Just an idea for a quick and healthy lunch that will keep keep you energised until dinner time!
A warming and vegetarian protein meal in its own right that is also gluten and dairy-free. And as a bonus, it travels great if you are planning on taking it to work.
Chickpeas are a great source of insoluble fibre that feeds the beneficial bacteria in the gut.
Taste Tip: add a soft boiled or poached egg just before serving
Health Tip: If you are a vegan/vegetarian, add a handful of brown rice or barley to complete the chickpea protein as veggie protein doesn’t contain all the essential amino-acids found in meat, fish, dairy and eggs.
Baby Tip: Purée for weaning babies and mash for older babies.

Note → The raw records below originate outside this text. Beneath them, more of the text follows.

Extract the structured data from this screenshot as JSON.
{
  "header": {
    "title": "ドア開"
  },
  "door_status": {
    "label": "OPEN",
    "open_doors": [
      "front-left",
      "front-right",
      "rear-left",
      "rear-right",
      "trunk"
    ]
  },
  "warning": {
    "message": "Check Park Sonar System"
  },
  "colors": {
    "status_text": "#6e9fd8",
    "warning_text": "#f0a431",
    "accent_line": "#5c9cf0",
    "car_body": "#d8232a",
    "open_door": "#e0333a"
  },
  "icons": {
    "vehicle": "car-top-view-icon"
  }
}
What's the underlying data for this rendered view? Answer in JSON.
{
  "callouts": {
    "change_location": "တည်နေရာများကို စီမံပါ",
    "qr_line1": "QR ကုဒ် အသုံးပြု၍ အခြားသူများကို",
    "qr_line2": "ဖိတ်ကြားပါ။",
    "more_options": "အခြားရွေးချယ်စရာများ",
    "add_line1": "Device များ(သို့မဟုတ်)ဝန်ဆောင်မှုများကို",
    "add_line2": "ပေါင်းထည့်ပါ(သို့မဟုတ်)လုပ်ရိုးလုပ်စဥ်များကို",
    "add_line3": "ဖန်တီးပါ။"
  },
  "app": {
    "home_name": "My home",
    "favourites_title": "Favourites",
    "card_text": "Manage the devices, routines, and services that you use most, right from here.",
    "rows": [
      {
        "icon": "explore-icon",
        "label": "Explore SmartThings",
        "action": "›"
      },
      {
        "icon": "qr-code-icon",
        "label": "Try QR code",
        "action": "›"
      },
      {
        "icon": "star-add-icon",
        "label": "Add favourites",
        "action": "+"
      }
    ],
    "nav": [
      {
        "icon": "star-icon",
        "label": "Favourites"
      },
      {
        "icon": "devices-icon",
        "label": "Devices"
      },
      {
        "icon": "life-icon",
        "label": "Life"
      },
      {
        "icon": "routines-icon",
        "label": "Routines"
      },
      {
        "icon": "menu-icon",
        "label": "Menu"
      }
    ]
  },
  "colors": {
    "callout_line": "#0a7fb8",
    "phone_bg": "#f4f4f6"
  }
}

Serves 6 Prep. 5 min Cook 30min Freezer friendly Child friendly
1 medium onion finely chopped
1 garlic clove minced
1 celery stalk finely chopped
1 medium carrot finely chopped
3 tbsp olive oil
1 tbsp chopped parsley
1/2 tsp sweet paprika
400g cooked chickpeas – best quality you can find
200g raw baby spinach or 100 g frozen spinach, roughly chopped.
2 medium potatoes well scrubbed and chopped in 1cm cubes
1lt vegetable stock
Slowly sauté the onions, garlic, celery and carrot in the olive oil until soft (about 10 minutes), add the sweet paprika and continue to fry for another minute. Add the vegetable stock and potatoes and cook until the potatoes are really soft (approx. 15min) add the spinach and chickpeas and cook for another 5 minutes. Serve with a sprinkling of parsley and a drizzle of extra-virgin olive oil – everything tastes better with a little golden olive oil!!